Youth, talent, hard work, and enthusiasm are no match for old age and treachery.

  • Member since
    February 2006
  • From: portland oregon area
Posted by starduster on Sunday, April 26, 2009 1:30 AM
  When I was in grade school we made mountains for geography maps using thin paper towels and dipping them in bowls of corn starch over cardboard this then was formed into mountains, but put this method into a mold like the vacuformed sails this might also work having marks replicating the separate strips of canvas it might pass for sails, and in the reference materials there's a link to Domonique Banton tutorial on making water but a real surprise he also has a tutorial on making a museum quality Revell 1/96 scale model of the CSS Alabama, but translate it to English and a great build begins including  cloth...cotton sail making for this model, even I can follow and understand...heh and that's an event right there, this is a quality build that I wish there were more of only in English.  Karl
photograph what intrests you today.....because tomorrow it may not exist.
  • Member since
    February 2006
  • From: The green shires of England
Posted by GeorgeW on Sunday, April 26, 2009 10:37 AM
 jtilley wrote:

The big problem I've always had with "set," or "billowing," sails is that a real sail is a complicated object made out of many pieces, and it seems next to impossible to replicate its appearance on any but very large and very small scales.  (For the latter, here's some inspiration:  http://www.donaldmcnarryshipmodels.com/ .  Mr.

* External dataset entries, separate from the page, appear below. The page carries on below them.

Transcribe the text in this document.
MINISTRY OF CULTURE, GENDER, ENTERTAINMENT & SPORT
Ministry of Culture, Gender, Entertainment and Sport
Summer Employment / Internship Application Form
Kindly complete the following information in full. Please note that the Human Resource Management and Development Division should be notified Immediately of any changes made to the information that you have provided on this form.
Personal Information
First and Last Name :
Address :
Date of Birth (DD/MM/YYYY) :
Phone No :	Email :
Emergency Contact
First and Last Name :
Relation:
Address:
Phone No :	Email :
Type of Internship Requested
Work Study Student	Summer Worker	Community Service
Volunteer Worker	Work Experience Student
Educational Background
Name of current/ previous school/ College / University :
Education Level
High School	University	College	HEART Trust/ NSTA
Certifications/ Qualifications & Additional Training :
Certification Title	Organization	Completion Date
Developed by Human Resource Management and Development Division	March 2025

McNarry works on scales from 1/192 down.  WARNING:  close scrutiny of his models may make you decide to give up.)

As a matter of interest John, two of Donald McNarry's models, The Alabama and Kearsage 1" = 16' scale, are up for auction in London on 29 April, by Maritime Models.

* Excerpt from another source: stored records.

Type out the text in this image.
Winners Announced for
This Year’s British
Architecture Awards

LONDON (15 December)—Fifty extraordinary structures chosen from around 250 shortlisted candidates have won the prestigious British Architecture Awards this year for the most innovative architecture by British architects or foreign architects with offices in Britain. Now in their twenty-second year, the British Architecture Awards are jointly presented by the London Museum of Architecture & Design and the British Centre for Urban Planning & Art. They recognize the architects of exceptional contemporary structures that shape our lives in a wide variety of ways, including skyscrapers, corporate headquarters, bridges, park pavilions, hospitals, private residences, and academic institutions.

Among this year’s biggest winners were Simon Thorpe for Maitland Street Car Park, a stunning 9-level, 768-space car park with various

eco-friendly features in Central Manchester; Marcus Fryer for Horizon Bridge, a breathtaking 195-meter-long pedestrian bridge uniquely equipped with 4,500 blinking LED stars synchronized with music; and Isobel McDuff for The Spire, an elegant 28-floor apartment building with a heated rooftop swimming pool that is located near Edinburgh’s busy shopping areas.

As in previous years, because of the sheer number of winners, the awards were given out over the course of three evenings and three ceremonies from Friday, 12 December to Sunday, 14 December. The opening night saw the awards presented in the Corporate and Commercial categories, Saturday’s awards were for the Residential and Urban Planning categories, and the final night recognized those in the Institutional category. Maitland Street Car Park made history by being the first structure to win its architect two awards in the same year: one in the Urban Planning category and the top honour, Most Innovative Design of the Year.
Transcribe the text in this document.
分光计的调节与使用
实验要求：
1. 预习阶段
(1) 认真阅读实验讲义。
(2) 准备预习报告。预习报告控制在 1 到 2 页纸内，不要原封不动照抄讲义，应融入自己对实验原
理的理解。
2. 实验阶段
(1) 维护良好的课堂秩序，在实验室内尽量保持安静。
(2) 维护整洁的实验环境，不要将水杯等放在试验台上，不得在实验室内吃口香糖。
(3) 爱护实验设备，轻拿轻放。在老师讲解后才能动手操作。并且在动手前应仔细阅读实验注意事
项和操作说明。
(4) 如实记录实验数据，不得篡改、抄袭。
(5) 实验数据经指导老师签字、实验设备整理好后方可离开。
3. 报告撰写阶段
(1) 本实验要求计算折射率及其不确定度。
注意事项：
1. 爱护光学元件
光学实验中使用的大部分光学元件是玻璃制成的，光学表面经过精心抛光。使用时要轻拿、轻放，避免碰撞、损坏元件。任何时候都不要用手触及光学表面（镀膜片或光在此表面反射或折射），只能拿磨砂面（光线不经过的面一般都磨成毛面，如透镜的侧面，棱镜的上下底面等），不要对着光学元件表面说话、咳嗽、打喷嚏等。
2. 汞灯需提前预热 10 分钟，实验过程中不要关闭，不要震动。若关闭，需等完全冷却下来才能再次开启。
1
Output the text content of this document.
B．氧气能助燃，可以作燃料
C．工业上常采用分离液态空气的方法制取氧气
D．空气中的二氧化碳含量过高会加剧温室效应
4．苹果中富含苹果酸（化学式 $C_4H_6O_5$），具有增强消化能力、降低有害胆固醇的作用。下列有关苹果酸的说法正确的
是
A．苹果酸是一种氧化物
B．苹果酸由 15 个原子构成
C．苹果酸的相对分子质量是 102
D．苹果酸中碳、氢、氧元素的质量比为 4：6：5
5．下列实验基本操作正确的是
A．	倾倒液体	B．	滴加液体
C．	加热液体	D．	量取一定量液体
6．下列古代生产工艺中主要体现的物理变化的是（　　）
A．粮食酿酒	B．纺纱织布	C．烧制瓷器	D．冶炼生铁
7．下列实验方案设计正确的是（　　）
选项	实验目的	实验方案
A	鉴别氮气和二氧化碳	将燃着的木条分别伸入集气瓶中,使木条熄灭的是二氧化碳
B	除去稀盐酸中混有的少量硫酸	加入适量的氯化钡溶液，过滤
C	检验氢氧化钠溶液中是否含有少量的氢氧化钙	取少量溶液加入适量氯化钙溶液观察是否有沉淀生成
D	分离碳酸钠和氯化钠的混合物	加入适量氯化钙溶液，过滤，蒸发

The guide price for each is £26 - £28,000, fancy making a bid?

Here's the link http://www.charlesmillerltd.com/

  • Member since
    May 2003
  • From: Greenville, NC
Posted by jtilley on Sunday, April 26, 2009 11:01 AM

Hmmm...well...not in this lifetime.

When I was working at the Mariners' Museum (Newport News, Virginia) I made it a project to try to acquire a McNarry model for the collection.  Mr. McNarry and I had a rather lengthy and cordial correspondence (he's actually quite a nice man); unfortunately his "major" models were (a) hard to find (he'd slowed down his building pace by then, so most of the "major" ones were already in the hands of collectors) and (b) beyond the museum's budget.  (It looks like the standard prices of McNarry models have at least doubled since then - but that was almost thirty years ago.)  I did manage to talk the museum into buying a McNarry model of a Thames ceremonial barge (the case is about six inches long), and to borrow several of his models temporarily.  Three or four of them came from a private collector in Philadelphia, and we got a long-term loan of one of his magnificent 1/192 Constitutions from the Smithsonian.  (Driving from Washington to Newport News with that thing in the back of the museum's station wagon was one of the more neurotic experiences of my life.) 

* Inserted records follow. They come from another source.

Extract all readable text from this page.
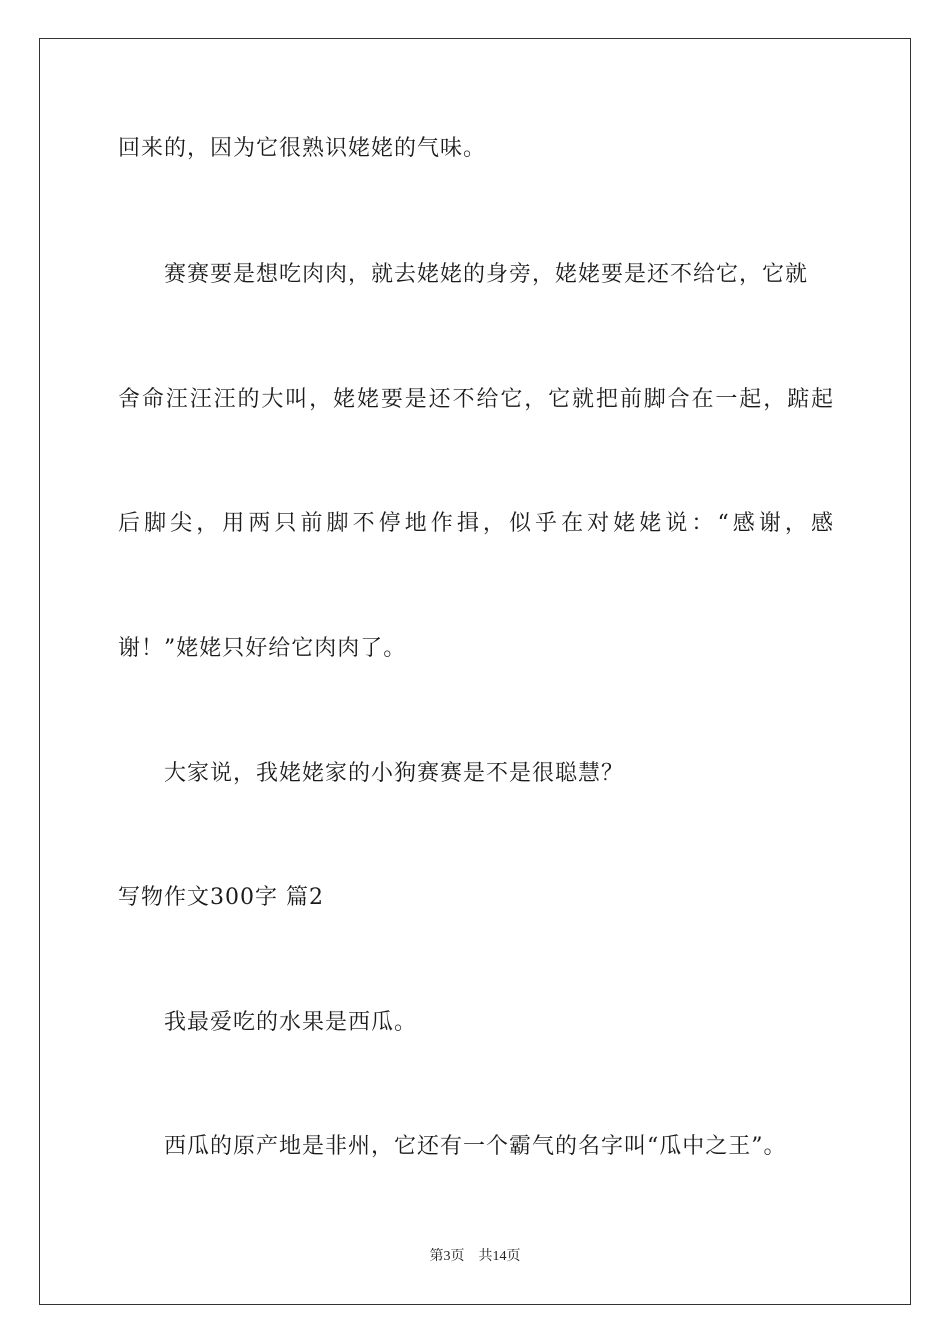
回来的，因为它很熟识姥姥的气味。
赛赛要是想吃肉肉，就去姥姥的身旁，姥姥要是还不给它，它就
舍命汪汪汪的大叫，姥姥要是还不给它，它就把前脚合在一起，踮起
后脚尖，用两只前脚不停地作揖，似乎在对姥姥说：“感谢，感
谢！”姥姥只好给它肉肉了。
大家说，我姥姥家的小狗赛赛是不是很聪慧？
写物作文300字 篇2
我最爱吃的水果是西瓜。
西瓜的原产地是非州，它还有一个霸气的名字叫“瓜中之王”。
第3页 共14页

Just a few years ago the North Carolina Maritime Museum (the one I visit most frequently these days) scored a coup when a private collector donated a McNarry model of a Civil War blockade runner.  It is, in modeling terms, a masterpiece.  Unfortunately the average museum visitor has trouble appreciating it, for the simple reason that it's so small.

Youth, talent, hard work, and enthusiasm are no match for old age and treachery.

  • Member since
    March 2004
  • From: Spartanburg, SC
Posted by subfixer on Saturday, September 19, 2009 8:19 AM
bump it

I'm from the government and I'm here to help.